Rashid Irani's Review: The Wolfman
Concentrating on creating a foreboding atmosphere of horror over the cheap thrills of creature-effects, director Johnston draws us into the powerful story of a man confronted with his animal instincts.movie reviews Updated: Feb 13, 2010 18:31 IST
Cast: Benicio Del Toro, Emily Blunt
Direction: Joe Johnston
If it’s a bright full moon night, it must be werewolves. Nearly 70 years after Lon Chaney Jr. terrrorised Welsh villagers — and legions of moviegoers — The Wolfman has been resurrected. Concentrating on creating a foreboding atmosphere of horror over the cheap thrills of creature-effects, director Johnston draws us into the powerful story of a man confronted with his animal instincts.
Circa 1891, a Shakespearian thespian (Del Toro, fulfilling his dream of portraying the character originated by Chaney Jr.), returns to his family estate to probe his younger brother’s murder. As bad turns to worse, the bite of a werewolf causes the ‘prodigal son’ to contract deadly lupine properties.
The suspense ratchets up along with the abundant gore. The actor strives to get rid of his curse, only to end up battling the beast in a pyromaniac but unconvincing climax.
Photographed in predominantly grey-green hues, the film also boasts a haunting background music score, besides Rick Baker’s superb make-up design.
On the downside, a subplot involving a romance with the deceased brother’s fiancée (Emily Blunt) is perfunctory.

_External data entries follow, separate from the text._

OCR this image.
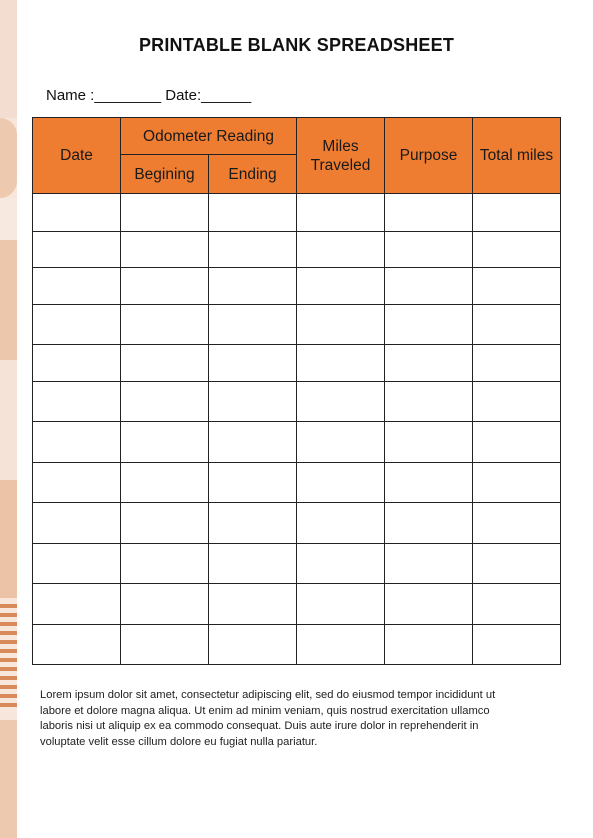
PRINTABLE BLANK SPREADSHEET
Name :________ Date:______
Date	Odometer Reading		Miles Traveled	Purpose	Total miles
	Begining	Ending			

Lorem ipsum dolor sit amet, consectetur adipiscing elit, sed do eiusmod tempor incididunt ut labore et dolore magna aliqua. Ut enim ad minim veniam, quis nostrud exercitation ullamco laboris nisi ut aliquip ex ea commodo consequat. Duis aute irure dolor in reprehenderit in voluptate velit esse cillum dolore eu fugiat nulla pariatur.
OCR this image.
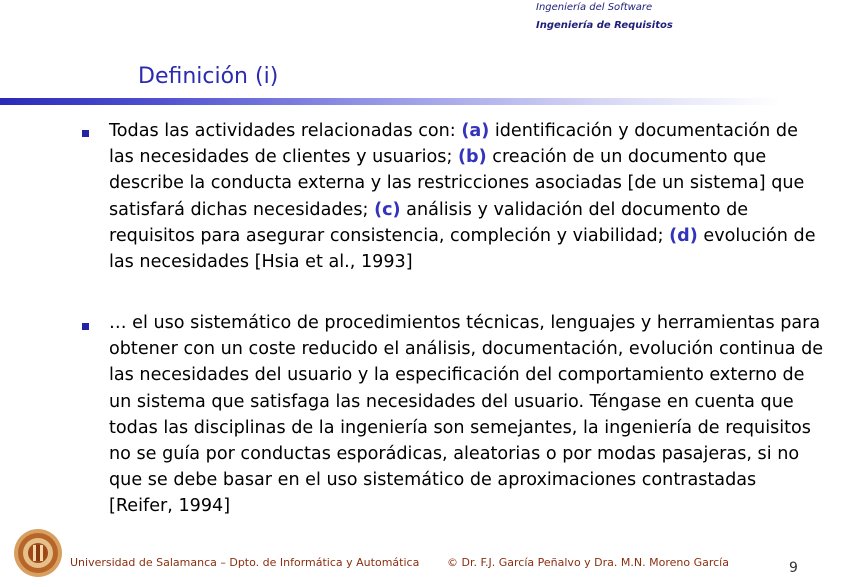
Ingeniería del Software
Ingeniería de Requisitos
Definición (i)

Todas las actividades relacionadas con: (a) identificación y documentación de las necesidades de clientes y usuarios; (b) creación de un documento que describe la conducta externa y las restricciones asociadas [de un sistema] que satisfará dichas necesidades; (c) análisis y validación del documento de requisitos para asegurar consistencia, compleción y viabilidad; (d) evolución de las necesidades [Hsia et al., 1993]

… el uso sistemático de procedimientos técnicas, lenguajes y herramientas para obtener con un coste reducido el análisis, documentación, evolución continua de las necesidades del usuario y la especificación del comportamiento externo de un sistema que satisfaga las necesidades del usuario. Téngase en cuenta que todas las disciplinas de la ingeniería son semejantes, la ingeniería de requisitos no se guía por conductas esporádicas, aleatorias o por modas pasajeras, si no que se debe basar en el uso sistemático de aproximaciones contrastadas [Reifer, 1994]

Universidad de Salamanca – Dpto. de Informática y Automática	© Dr. F.J. García Peñalvo y Dra. M.N. Moreno García	9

Also, the flashbacks to the siblings’ childhood are heavy-handed.
As the tormented titular character, Benicio Del Toro is alternately solemn and scary.
Anthony Hopkins as his estranged father and Hugo Weaving as a Scotland Yard inspector belt out fairly efficient performances.
Old-timer Geraldine Chaplin fetches up in the welcome cameo of a gypsy fortune-teller. Addicts of the horror genre need to seek out this remake of The Wolfman.